B-tree implementation for Go

btree

made-with-Go made-with-Go MIT license PRs Welcome amit-davidson

btree is a Go implementation of a B-Tree. This project is intended for learning purposes so the code is relatively small (<500LOC) and highly documented. It means it can be a good starting point for people interested in data structures or how databases work.

You can checkout my blog post about the implementation and deep cover about B trees and databases

Installing

To start using btree, install Go and run go get:

$ go get -u github.com/amit-davidson/btree

Usage

package main

import "fmt"

func main()  {
	minimumItemsInNode := DefaultMinItems
	tree := NewTree(minimumItemsInNode)
	value := "0"
	tree.Put(value, value)

	retVal := tree.Find(value)
	fmt.Printf("Returned value is key:%s value:%s \n", retVal.key, retVal.value)

	tree.Remove(value)

	retVal = tree.Find(value)
	fmt.Print("Returned value is nil")
}

Reading the source code

The best places to start are the operations on the tree:

  • tree.Find() - Find Returns an item according based on the given key by performing a binary search.
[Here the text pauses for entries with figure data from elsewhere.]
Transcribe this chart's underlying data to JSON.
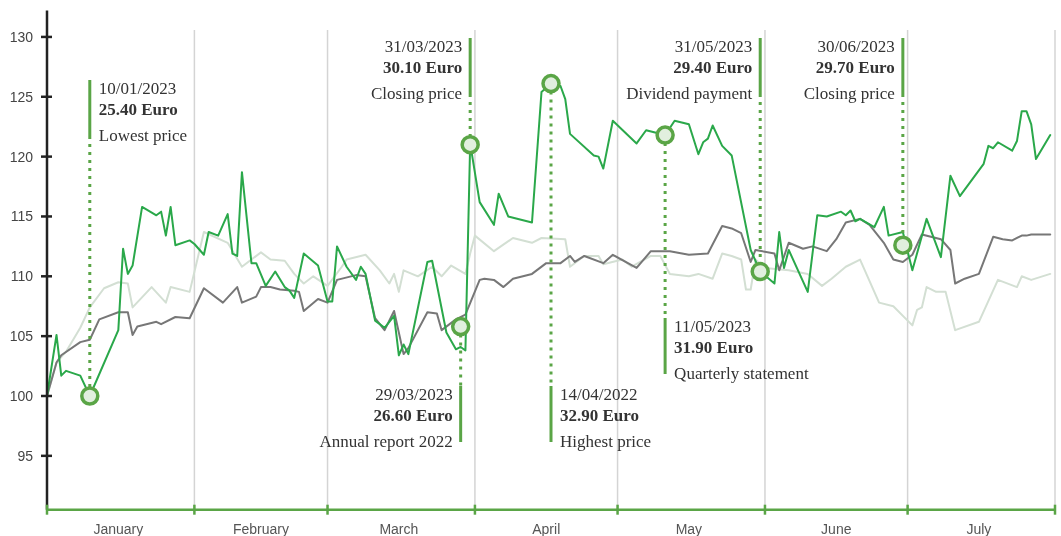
{
  "chart_data": {
    "type": "line",
    "xlim": [
      "2023-01-01",
      "2023-08-01"
    ],
    "xticks": [
      {
        "value": "2023-01-01",
        "label": null
      },
      {
        "value": "2023-01-16",
        "label": "January"
      },
      {
        "value": "2023-02-01",
        "label": null
      },
      {
        "value": "2023-02-15",
        "label": "February"
      },
      {
        "value": "2023-03-01",
        "label": null
      },
      {
        "value": "2023-03-16",
        "label": "March"
      },
      {
        "value": "2023-04-01",
        "label": null
      },
      {
        "value": "2023-04-16",
        "label": "April"
      },
      {
        "value": "2023-05-01",
        "label": null
      },
      {
        "value": "2023-05-16",
        "label": "May"
      },
      {
        "value": "2023-06-01",
        "label": null
      },
      {
        "value": "2023-06-16",
        "label": "June"
      },
      {
        "value": "2023-07-01",
        "label": null
      },
      {
        "value": "2023-07-16",
        "label": "July"
      },
      {
        "value": "2023-08-01",
        "label": null
      }
    ],
    "ylim": [
      90.5,
      132.2
    ],
    "yticks": [
      95,
      100,
      105,
      110,
      115,
      120,
      125,
      130
    ],
    "grid": "x",
    "series": [
      {
        "color": "#d3dfd3",
        "x": [
          "2023-01-01",
          "2023-01-03",
          "2023-01-05",
          "2023-01-08",
          "2023-01-10",
          "2023-01-13",
          "2023-01-16",
          "2023-01-18",
          "2023-01-19",
          "2023-01-23",
          "2023-01-26",
          "2023-01-27",
          "2023-01-31",
          "2023-02-03",
          "2023-02-08",
          "2023-02-11",
          "2023-02-15",
          "2023-02-17",
          "2023-02-20",
          "2023-02-22",
          "2023-02-24",
          "2023-02-26",
          "2023-03-01",
          "2023-03-04",
          "2023-03-05",
          "2023-03-09",
          "2023-03-12",
          "2023-03-14",
          "2023-03-15",
          "2023-03-16",
          "2023-03-17",
          "2023-03-20",
          "2023-03-23",
          "2023-03-25",
          "2023-03-27",
          "2023-03-30",
          "2023-03-31",
          "2023-04-01",
          "2023-04-05",
          "2023-04-09",
          "2023-04-13",
          "2023-04-15",
          "2023-04-20",
          "2023-04-21",
          "2023-04-24",
          "2023-04-27",
          "2023-04-28",
          "2023-05-02",
          "2023-05-04",
          "2023-05-08",
          "2023-05-10",
          "2023-05-12",
          "2023-05-16",
          "2023-05-18",
          "2023-05-21",
          "2023-05-23",
          "2023-05-25",
          "2023-05-27",
          "2023-05-28",
          "2023-05-29",
          "2023-05-30",
          "2023-06-01",
          "2023-06-06",
          "2023-06-10",
          "2023-06-13",
          "2023-06-15",
          "2023-06-18",
          "2023-06-21",
          "2023-06-25",
          "2023-06-28",
          "2023-07-02",
          "2023-07-03",
          "2023-07-04",
          "2023-07-05",
          "2023-07-07",
          "2023-07-09",
          "2023-07-11",
          "2023-07-16",
          "2023-07-20",
          "2023-07-24",
          "2023-07-25",
          "2023-07-27",
          "2023-07-31"
        ],
        "values": [
          100,
          102.8,
          103.7,
          105.7,
          107.4,
          109,
          109.5,
          109.4,
          107.4,
          109.1,
          107.8,
          109.1,
          108.7,
          113.7,
          112.8,
          110.8,
          112,
          111.4,
          111.3,
          110.2,
          109.4,
          110,
          109.2,
          110.8,
          111.4,
          111.8,
          110.5,
          109.4,
          110.2,
          108.7,
          110.5,
          110,
          110.8,
          110,
          110.9,
          110.2,
          111.9,
          113.4,
          112.1,
          113.2,
          112.8,
          113.2,
          113.1,
          110.8,
          111.7,
          111.7,
          111,
          111.4,
          110.8,
          111.7,
          111.7,
          110.2,
          110,
          110.2,
          109.8,
          111.9,
          111.7,
          111.4,
          108.9,
          108.9,
          111.4,
          110.7,
          110.5,
          110.2,
          109.2,
          109.8,
          110.8,
          111.4,
          107.8,
          107.5,
          105.9,
          107.2,
          107.4,
          109.1,
          108.7,
          108.7,
          105.5,
          106.2,
          109.7,
          109.1,
          110,
          109.7,
          110.2
        ]
      },
      {
        "color": "#777777",
        "x": [
          "2023-01-01",
          "2023-01-03",
          "2023-01-04",
          "2023-01-08",
          "2023-01-10",
          "2023-01-12",
          "2023-01-16",
          "2023-01-18",
          "2023-01-19",
          "2023-01-20",
          "2023-01-24",
          "2023-01-25",
          "2023-01-28",
          "2023-01-31",
          "2023-02-03",
          "2023-02-07",
          "2023-02-10",
          "2023-02-11",
          "2023-02-14",
          "2023-02-15",
          "2023-02-17",
          "2023-02-19",
          "2023-02-22",
          "2023-02-23",
          "2023-02-24",
          "2023-02-27",
          "2023-03-01",
          "2023-03-03",
          "2023-03-07",
          "2023-03-09",
          "2023-03-11",
          "2023-03-13",
          "2023-03-15",
          "2023-03-17",
          "2023-03-18",
          "2023-03-22",
          "2023-03-24",
          "2023-03-25",
          "2023-03-28",
          "2023-03-30",
          "2023-04-02",
          "2023-04-03",
          "2023-04-05",
          "2023-04-07",
          "2023-04-09",
          "2023-04-13",
          "2023-04-16",
          "2023-04-19",
          "2023-04-21",
          "2023-04-22",
          "2023-04-24",
          "2023-04-28",
          "2023-04-30",
          "2023-05-05",
          "2023-05-08",
          "2023-05-12",
          "2023-05-16",
          "2023-05-20",
          "2023-05-23",
          "2023-05-25",
          "2023-05-27",
          "2023-05-29",
          "2023-05-30",
          "2023-06-03",
          "2023-06-04",
          "2023-06-06",
          "2023-06-09",
          "2023-06-11",
          "2023-06-14",
          "2023-06-16",
          "2023-06-18",
          "2023-06-21",
          "2023-06-23",
          "2023-06-26",
          "2023-06-28",
          "2023-06-30",
          "2023-07-02",
          "2023-07-04",
          "2023-07-08",
          "2023-07-10",
          "2023-07-11",
          "2023-07-13",
          "2023-07-16",
          "2023-07-19",
          "2023-07-21",
          "2023-07-23",
          "2023-07-25",
          "2023-07-26",
          "2023-07-27",
          "2023-07-31"
        ],
        "values": [
          100,
          102.8,
          103.4,
          104.5,
          104.7,
          106.4,
          107,
          107,
          105.1,
          105.8,
          106.2,
          106,
          106.6,
          106.5,
          109,
          107.8,
          109.1,
          107.8,
          108.3,
          109.1,
          109.1,
          108.9,
          108.8,
          108.7,
          107.1,
          108.1,
          107.8,
          109.7,
          110.1,
          110,
          106.5,
          105.5,
          107.1,
          103.5,
          104,
          107,
          106.9,
          105.5,
          106.4,
          106.8,
          109.7,
          109.8,
          109.7,
          109.1,
          109.8,
          110.2,
          111.1,
          111.1,
          111.7,
          111.2,
          111.7,
          111.1,
          111.8,
          110.7,
          112.1,
          112.1,
          111.8,
          111.9,
          114.2,
          114,
          113.6,
          111.2,
          112.2,
          111.9,
          110.5,
          112.8,
          112.3,
          112.5,
          112.1,
          113.1,
          114.5,
          114.8,
          114.3,
          112.8,
          111.4,
          111.2,
          111.8,
          113.5,
          113.1,
          112.2,
          109.4,
          109.8,
          110.2,
          113.3,
          113.1,
          113,
          113.4,
          113.4,
          113.5,
          113.5
        ]
      },
      {
        "type": "scatter",
        "color": "#5aa546",
        "marker": "circle",
        "x": [
          "2023-01-10",
          "2023-03-29",
          "2023-03-31",
          "2023-04-17",
          "2023-05-11",
          "2023-05-31",
          "2023-06-30"
        ],
        "values": [
          100,
          105.8,
          121,
          126.1,
          121.8,
          110.4,
          112.6
        ]
      },
      {
        "color": "#2aa84a",
        "x": [
          "2023-01-01",
          "2023-01-03",
          "2023-01-04",
          "2023-01-05",
          "2023-01-08",
          "2023-01-10",
          "2023-01-16",
          "2023-01-17",
          "2023-01-18",
          "2023-01-19",
          "2023-01-21",
          "2023-01-24",
          "2023-01-25",
          "2023-01-26",
          "2023-01-27",
          "2023-01-28",
          "2023-01-31",
          "2023-02-01",
          "2023-02-03",
          "2023-02-04",
          "2023-02-06",
          "2023-02-08",
          "2023-02-09",
          "2023-02-10",
          "2023-02-11",
          "2023-02-13",
          "2023-02-14",
          "2023-02-16",
          "2023-02-18",
          "2023-02-20",
          "2023-02-21",
          "2023-02-22",
          "2023-02-24",
          "2023-02-27",
          "2023-03-01",
          "2023-03-02",
          "2023-03-03",
          "2023-03-05",
          "2023-03-07",
          "2023-03-08",
          "2023-03-09",
          "2023-03-11",
          "2023-03-13",
          "2023-03-15",
          "2023-03-16",
          "2023-03-17",
          "2023-03-18",
          "2023-03-22",
          "2023-03-23",
          "2023-03-26",
          "2023-03-28",
          "2023-03-29",
          "2023-03-30",
          "2023-03-31",
          "2023-04-02",
          "2023-04-05",
          "2023-04-06",
          "2023-04-08",
          "2023-04-13",
          "2023-04-15",
          "2023-04-17",
          "2023-04-19",
          "2023-04-20",
          "2023-04-21",
          "2023-04-26",
          "2023-04-27",
          "2023-04-28",
          "2023-04-30",
          "2023-05-05",
          "2023-05-07",
          "2023-05-11",
          "2023-05-13",
          "2023-05-16",
          "2023-05-18",
          "2023-05-19",
          "2023-05-20",
          "2023-05-21",
          "2023-05-23",
          "2023-05-25",
          "2023-05-29",
          "2023-05-31",
          "2023-06-03",
          "2023-06-04",
          "2023-06-05",
          "2023-06-06",
          "2023-06-10",
          "2023-06-12",
          "2023-06-14",
          "2023-06-17",
          "2023-06-18",
          "2023-06-19",
          "2023-06-20",
          "2023-06-21",
          "2023-06-24",
          "2023-06-26",
          "2023-06-27",
          "2023-06-30",
          "2023-07-02",
          "2023-07-05",
          "2023-07-08",
          "2023-07-10",
          "2023-07-12",
          "2023-07-17",
          "2023-07-18",
          "2023-07-19",
          "2023-07-20",
          "2023-07-23",
          "2023-07-24",
          "2023-07-25",
          "2023-07-26",
          "2023-07-27",
          "2023-07-28",
          "2023-07-31"
        ],
        "values": [
          100,
          105.1,
          101.7,
          102.1,
          101.7,
          100,
          105.5,
          112.3,
          110.2,
          110.9,
          115.8,
          115.1,
          115.4,
          113.4,
          115.8,
          112.6,
          113,
          112.7,
          111.8,
          113.7,
          113.4,
          115.2,
          111.9,
          111.7,
          118.7,
          111.1,
          111.1,
          109.2,
          110.4,
          109.1,
          108.8,
          108.2,
          111.9,
          110.9,
          107.9,
          107.9,
          112.5,
          110.8,
          109.7,
          110.8,
          110.2,
          106.3,
          105.7,
          106.7,
          103.4,
          104.3,
          103.5,
          111.2,
          111.3,
          105.3,
          103.9,
          104.1,
          103.8,
          121.1,
          116.2,
          114.3,
          116.9,
          115,
          114.5,
          125.4,
          126.1,
          125.9,
          124.8,
          121.9,
          120.1,
          120,
          119,
          123,
          121.1,
          122.2,
          121.8,
          123,
          122.7,
          120.2,
          121.2,
          121.5,
          122.6,
          120.9,
          120.1,
          112.2,
          110.4,
          109.4,
          113.7,
          110.7,
          112.2,
          108.7,
          115.1,
          115,
          115.4,
          115.1,
          115.5,
          114.6,
          114.8,
          114.1,
          115.8,
          113.4,
          113.7,
          110.5,
          114.8,
          111.6,
          118.4,
          116.7,
          119.4,
          120.9,
          120.7,
          121.2,
          120.5,
          121.3,
          123.8,
          123.8,
          122.7,
          119.8,
          121.8
        ]
      }
    ],
    "annotations": [
      {
        "text": "10/01/2023\n25.40 Euro\nLowest price",
        "x": "2023-01-10",
        "y": 100
      },
      {
        "text": "29/03/2023\n26.60 Euro\nAnnual report 2022",
        "x": "2023-03-29",
        "y": 105.8
      },
      {
        "text": "31/03/2023\n30.10 Euro\nClosing price",
        "x": "2023-03-31",
        "y": 121
      },
      {
        "text": "14/04/2022\n32.90 Euro\nHighest price",
        "x": "2023-04-17",
        "y": 126.1
      },
      {
        "text": "11/05/2023\n31.90 Euro\nQuarterly statement",
        "x": "2023-05-11",
        "y": 121.8
      },
      {
        "text": "31/05/2023\n29.40 Euro\nDividend payment",
        "x": "2023-05-31",
        "y": 110.4
      },
      {
        "text": "30/06/2023\n29.70 Euro\nClosing price",
        "x": "2023-06-30",
        "y": 112.6
      }
    ]
  }
}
  • tree.Put() - Put adds a key to the tree. It finds the correct node and the insertion index and adds the item. When performing the search, the ancestors are returned as well. This way we can iterate over them to check which nodes were modified and rebalance by splitting them accordingly. If the root has too many items, then a new root of a new layer is created and the created nodes from the split are added as children.

  • tree.Remove() - Remove removes a key from the tree. It finds the correct node and the index to remove the item from and removes it. When performing the search, the ancestors are returned as well. This way we can iterate over them to check which nodes were modified and rebalance by rotating or merging the unbalanced nodes. Rotation is done first and if the siblings doesn't have enough items, then merging occurs. If the root is without items after a split, then the root is removed and the tree is one level shorter.